Final Thoughts and Conclusion
Corsair says right on the box for the Graphite 600T, “Brilliant design, inside and out” and I pretty much have to agree. I’m looking at the Graphite 600T like it is the Obsidian 700D and 800D's sexy sister in the little black dress and curves in all the right places. It just looks great, tons of room and super easy to work with. The paint and finish of the Graphite 600T has a great look to it, and it resisted finger prints rather well. Also being able to lift and maneuver the Graphite 600T by the lips on the front and rear bezels is nice. It’s a natural grabbing point and the bezels are strong so no worries of ripping one off the chassis. The configurable drive cages are nice as they allow the end user to arrange the inside as they need or remove unnecessary weight. I think the water cooling crowd may like the classy looks and ample room of the Graphite 600T as well. In removing one of the hard drive cages and moving the lower cage back, that opens up the whole front of the case for a radiator and pump. It might take a little work, but it can be done. The side panels are very simple and easy to take on and off. The paddle latches feel solid and work smoothly. If on some chance one does get broken they look to be easily replaceable. The lack of a window may be a down side to some, but the overall look without one is very nice. With the side panel being clear both inside and out, putting in a window shouldn’t be hard. The fans for the Graphite 600T are very quiet and feel like they are moving a fair amount of air. The white LED was a nice change up from the norm of the red/blue LED fans that most cases are sporting these days. The 4 port fan controller was also a nice touch. I was able to wire all the case fans and the CPU cooler fans to the controller. Having the whole case wired to one knob was convenient; as cooling needs changed I just reached over and turned the knob. Only thing they could have added to it was the ability to turn the LEDs off, because there are sometimes the end user may want to have the system on, but lights off.

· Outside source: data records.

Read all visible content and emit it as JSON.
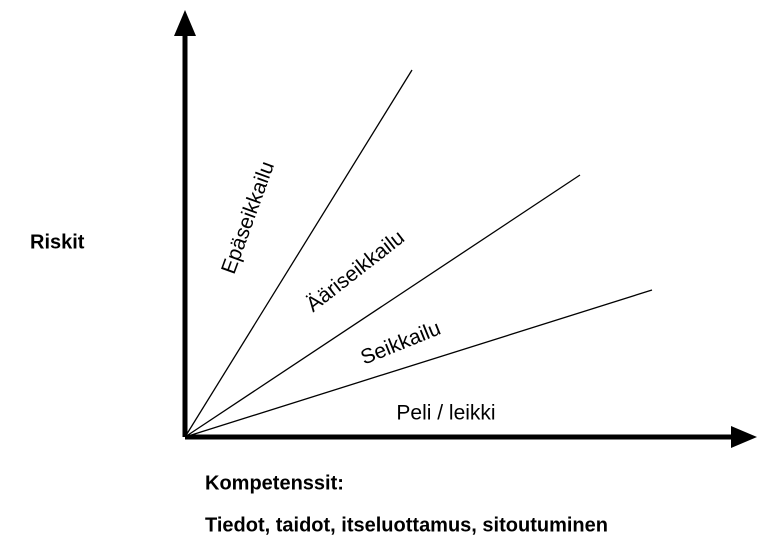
{
  "axes": {
    "y_label": "Riskit",
    "x_label": "Kompetenssit:",
    "x_sublabel": "Tiedot, taidot, itseluottamus, sitoutuminen"
  },
  "regions": [
    "Epäseikkailu",
    "Ääriseikkailu",
    "Seikkailu",
    "Peli / leikki"
  ]
}
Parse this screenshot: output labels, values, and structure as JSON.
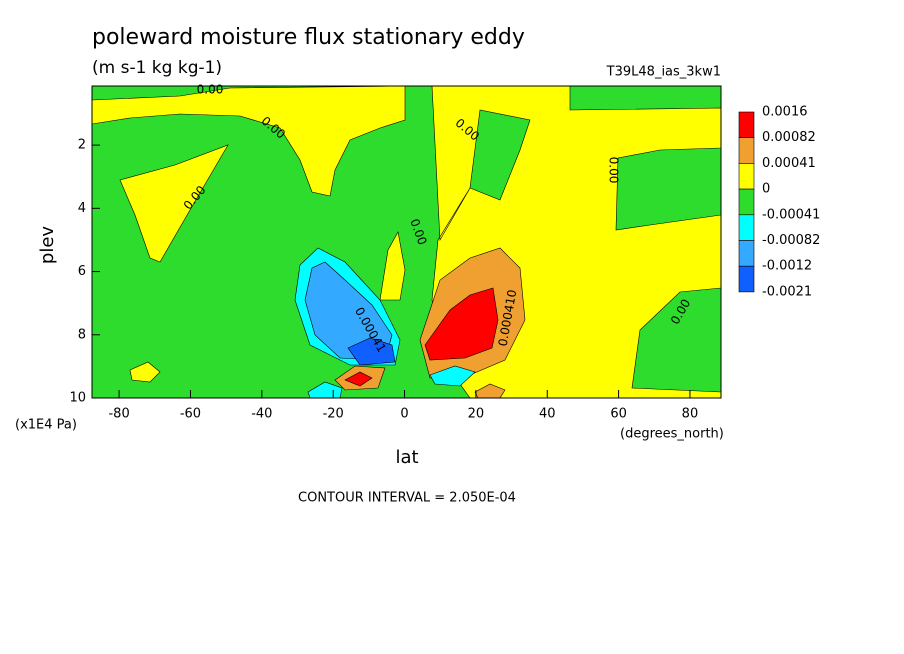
{
  "chart_data": {
    "type": "contour",
    "title": "poleward moisture flux stationary eddy",
    "subtitle": "(m s-1 kg kg-1)",
    "dataset": "T39L48_ias_3kw1",
    "x_label": "lat",
    "x_units": "(degrees_north)",
    "y_label": "plev",
    "y_units": "(x1E4 Pa)",
    "note": "CONTOUR INTERVAL = 2.050E-04",
    "xlim": [
      -87.6,
      88.7
    ],
    "xticks": [
      -80,
      -60,
      -40,
      -20,
      0,
      20,
      40,
      60,
      80
    ],
    "ylim": [
      10,
      0.13
    ],
    "yticks": [
      2,
      4,
      6,
      8,
      10
    ],
    "levels": [
      0.0016,
      0.00082,
      0.00041,
      0,
      -0.00041,
      -0.00082,
      -0.0012,
      -0.0021
    ],
    "colors": [
      "#ff0000",
      "#f0a030",
      "#ffff00",
      "#2ddc2d",
      "#00ffff",
      "#33aaff",
      "#1060ff"
    ],
    "contour_labels": [
      "0.00",
      "0.00",
      "0.00",
      "0.00",
      "0.00",
      "0.00",
      "0.00",
      "0.00041",
      "0.000410"
    ]
  }
}
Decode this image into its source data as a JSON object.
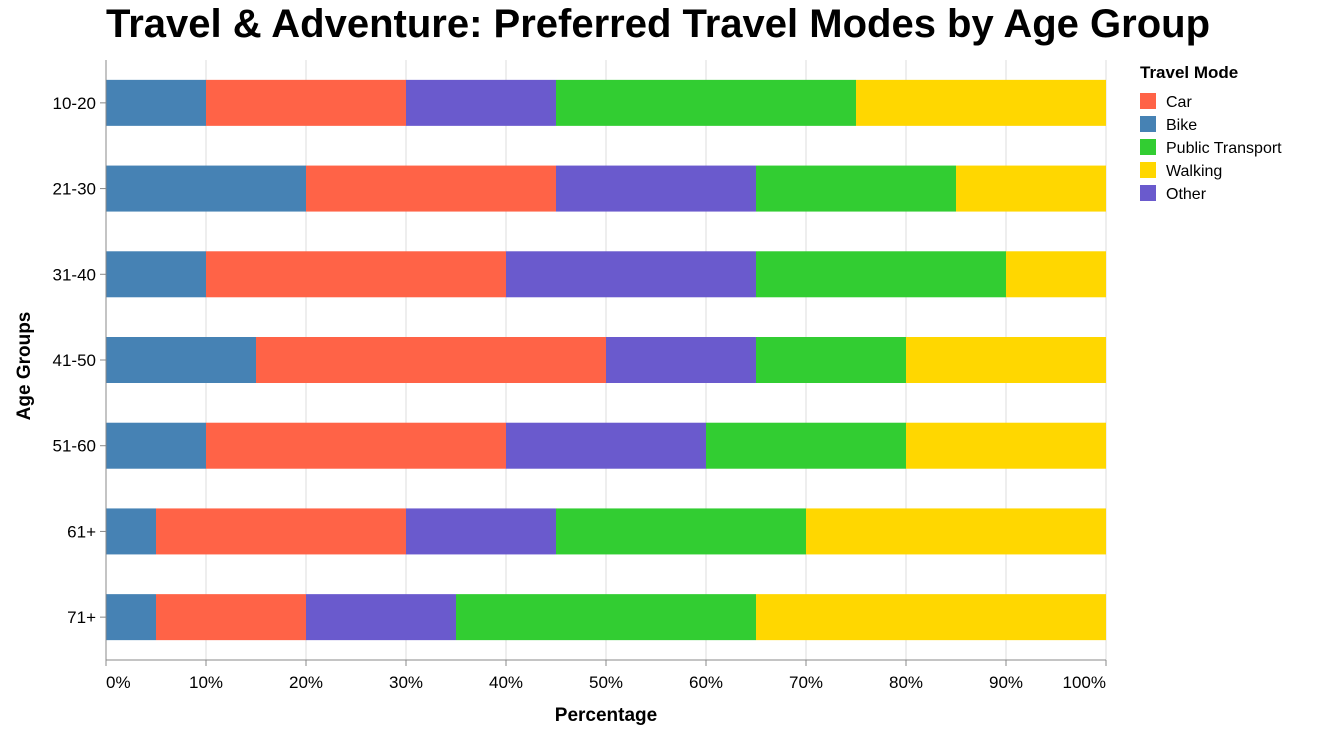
{
  "chart_data": {
    "type": "bar",
    "orientation": "horizontal",
    "stacked": "normalized",
    "title": "Travel & Adventure: Preferred Travel Modes by Age Group",
    "xlabel": "Percentage",
    "ylabel": "Age Groups",
    "xlim": [
      0,
      100
    ],
    "x_ticks": [
      "0%",
      "10%",
      "20%",
      "30%",
      "40%",
      "50%",
      "60%",
      "70%",
      "80%",
      "90%",
      "100%"
    ],
    "grid": true,
    "legend_position": "right",
    "legend_title": "Travel Mode",
    "categories": [
      "10-20",
      "21-30",
      "31-40",
      "41-50",
      "51-60",
      "61+",
      "71+"
    ],
    "stack_order": [
      "Bike",
      "Car",
      "Other",
      "Public Transport",
      "Walking"
    ],
    "legend_order": [
      "Car",
      "Bike",
      "Public Transport",
      "Walking",
      "Other"
    ],
    "series": [
      {
        "name": "Car",
        "color": "#FF6347",
        "values": [
          20,
          25,
          30,
          35,
          30,
          25,
          15
        ]
      },
      {
        "name": "Bike",
        "color": "#4682B4",
        "values": [
          10,
          20,
          10,
          15,
          10,
          5,
          5
        ]
      },
      {
        "name": "Public Transport",
        "color": "#32CD32",
        "values": [
          30,
          20,
          25,
          15,
          20,
          25,
          30
        ]
      },
      {
        "name": "Walking",
        "color": "#FFD700",
        "values": [
          25,
          15,
          10,
          20,
          20,
          30,
          35
        ]
      },
      {
        "name": "Other",
        "color": "#6A5ACD",
        "values": [
          15,
          20,
          25,
          15,
          20,
          15,
          15
        ]
      }
    ]
  }
}
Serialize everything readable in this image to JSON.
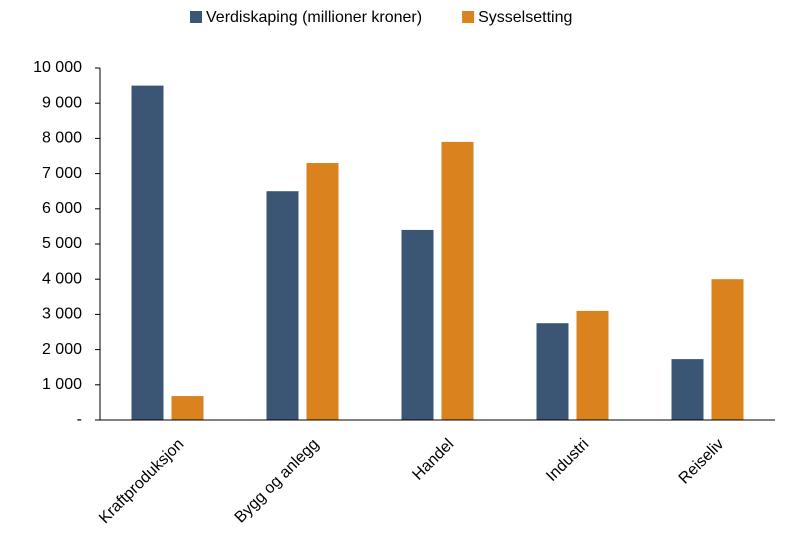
{
  "chart_data": {
    "type": "bar",
    "categories": [
      "Kraftproduksjon",
      "Bygg og anlegg",
      "Handel",
      "Industri",
      "Reiseliv"
    ],
    "series": [
      {
        "name": "Verdiskaping (millioner kroner)",
        "color": "#3b5675",
        "values": [
          9500,
          6500,
          5400,
          2750,
          1730
        ]
      },
      {
        "name": "Sysselsetting",
        "color": "#d9821e",
        "values": [
          680,
          7300,
          7900,
          3100,
          4000
        ]
      }
    ],
    "ylim": [
      0,
      10000
    ],
    "yticks": [
      {
        "value": 0,
        "label": "-"
      },
      {
        "value": 1000,
        "label": "1 000"
      },
      {
        "value": 2000,
        "label": "2 000"
      },
      {
        "value": 3000,
        "label": "3 000"
      },
      {
        "value": 4000,
        "label": "4 000"
      },
      {
        "value": 5000,
        "label": "5 000"
      },
      {
        "value": 6000,
        "label": "6 000"
      },
      {
        "value": 7000,
        "label": "7 000"
      },
      {
        "value": 8000,
        "label": "8 000"
      },
      {
        "value": 9000,
        "label": "9 000"
      },
      {
        "value": 10000,
        "label": "10 000"
      }
    ],
    "grid": false,
    "legend": "top"
  }
}
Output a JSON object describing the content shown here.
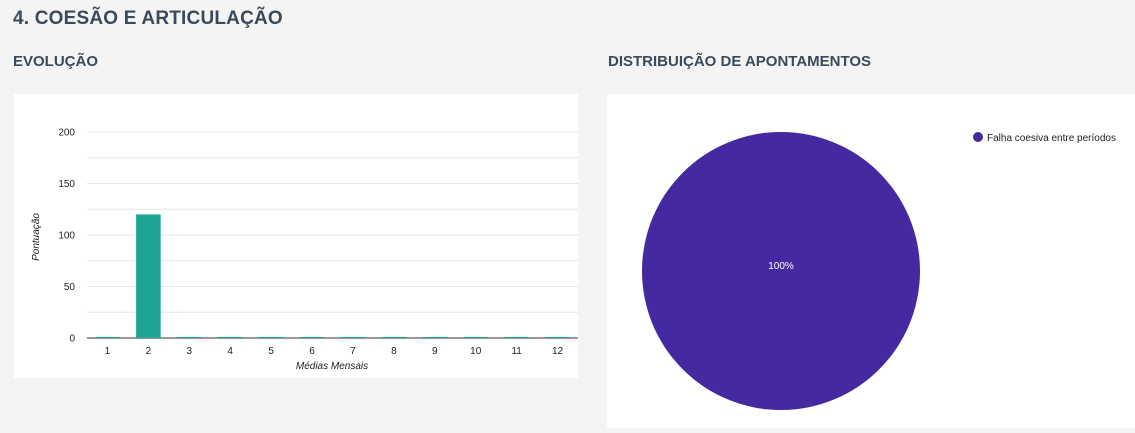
{
  "section": {
    "title": "4. COESÃO E ARTICULAÇÃO"
  },
  "evolution": {
    "title": "EVOLUÇÃO"
  },
  "distribution": {
    "title": "DISTRIBUIÇÃO DE APONTAMENTOS"
  },
  "colors": {
    "bar": "#1ea595",
    "pie": "#4529a0",
    "grid": "#e6e6e6",
    "axis": "#333333",
    "heading": "#3a4a5a"
  },
  "chart_data": [
    {
      "type": "bar",
      "categories": [
        "1",
        "2",
        "3",
        "4",
        "5",
        "6",
        "7",
        "8",
        "9",
        "10",
        "11",
        "12"
      ],
      "values": [
        0,
        120,
        0,
        0,
        0,
        0,
        0,
        0,
        0,
        0,
        0,
        0
      ],
      "xlabel": "Médias Mensais",
      "ylabel": "Pontuação",
      "ylim": [
        0,
        200
      ],
      "yticks": [
        "0",
        "50",
        "100",
        "150",
        "200"
      ],
      "grid": true
    },
    {
      "type": "pie",
      "slices": [
        {
          "name": "Falha coesiva entre períodos",
          "value": 100,
          "label": "100%"
        }
      ],
      "legend": "top-right"
    }
  ]
}
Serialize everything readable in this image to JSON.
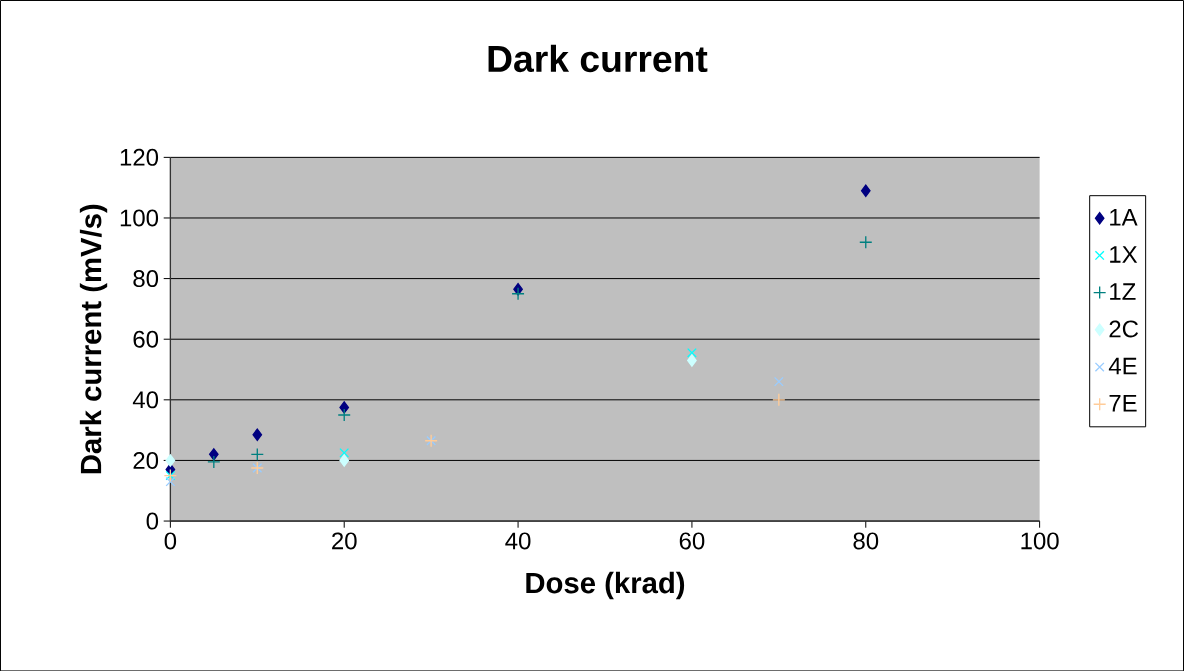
{
  "chart_data": {
    "type": "scatter",
    "title": "Dark current",
    "xlabel": "Dose (krad)",
    "ylabel": "Dark current (mV/s)",
    "xlim": [
      0,
      100
    ],
    "xticks": [
      0,
      20,
      40,
      60,
      80,
      100
    ],
    "ylim": [
      0,
      120
    ],
    "yticks": [
      0,
      20,
      40,
      60,
      80,
      100,
      120
    ],
    "grid": "y",
    "legend": "right",
    "series": [
      {
        "name": "1A",
        "color": "#000080",
        "marker": "diamond",
        "x": [
          0,
          5,
          10,
          20,
          40,
          80
        ],
        "values": [
          17,
          22,
          28.5,
          37.5,
          76.5,
          109
        ]
      },
      {
        "name": "1X",
        "color": "#00ffff",
        "marker": "cross",
        "x": [
          0,
          20,
          60
        ],
        "values": [
          15,
          22.5,
          55.5
        ]
      },
      {
        "name": "1Z",
        "color": "#008080",
        "marker": "plus",
        "x": [
          5,
          10,
          20,
          40,
          80
        ],
        "values": [
          19.5,
          22,
          35,
          75,
          92
        ]
      },
      {
        "name": "2C",
        "color": "#ccffff",
        "marker": "diamond",
        "x": [
          0,
          20,
          60
        ],
        "values": [
          20,
          20,
          53
        ]
      },
      {
        "name": "4E",
        "color": "#99ccff",
        "marker": "cross",
        "x": [
          0,
          10,
          30,
          70
        ],
        "values": [
          13,
          17.5,
          26.5,
          46
        ]
      },
      {
        "name": "7E",
        "color": "#ffcc99",
        "marker": "plus",
        "x": [
          0,
          10,
          30,
          70
        ],
        "values": [
          15,
          17.5,
          26.5,
          40
        ]
      }
    ]
  }
}
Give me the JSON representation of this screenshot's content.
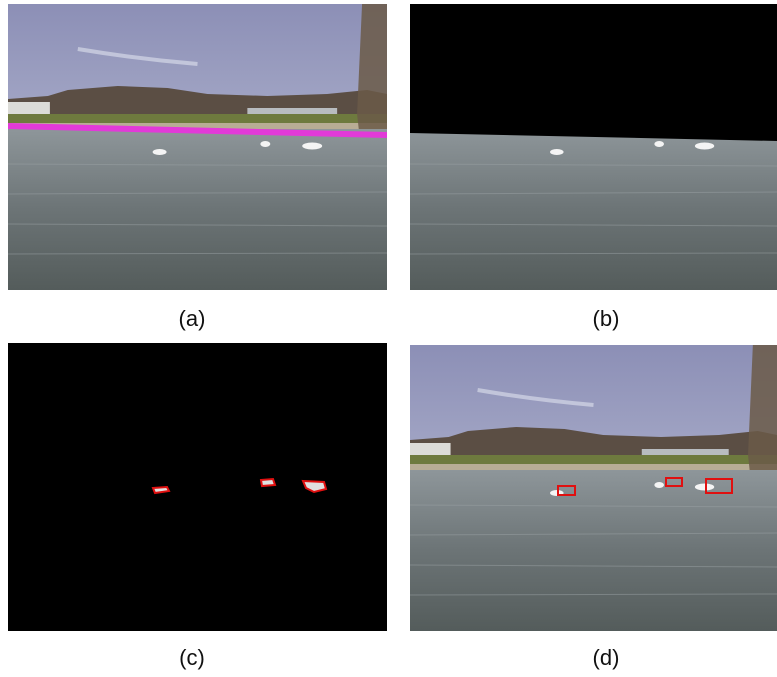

Like the Obsidian 700D and 800D the Graphite 600T cable management is extremely easy. The ample space behind the tray was enough to hide all the extra wires from my non-modular power supply. The grommets for the wire routing holes stayed in place and I never had one pull away from the motherboard tray. I cannot say I truly like the way the USB3 cable is routed, but there isn’t much room at the top of the case for a hole to run it through. The issue with the bottom panel was a little concerning, but the rest of the case is real solid. The bottom panel is a little on the thin side and has a fair amount of holes in it for the drive cage locations and the forward PSU support. I also did not notice it until I moved the PSU support back to match my short body PSU. With a long body PSU this may not happen. Unless you find yourself obsessively pushing on the bottom panel just in front of the PSU then you may never notice it. Overall Corsair's new Graphite series 600T could give some full towers a run for their money. Coming in at $160 plus shipping the Graphite 600T could be a very nice option for those that don’t care for the overly aggressive look of cases like the Cooler Master HAF series or the block like styling from Corsair's own Obsidian series.
Legit Bottom Line: Corsair's new Graphite series is a off to a great start with the Graphite 600T; for $160 you get a classy mid-tower with the room and features of a full tower.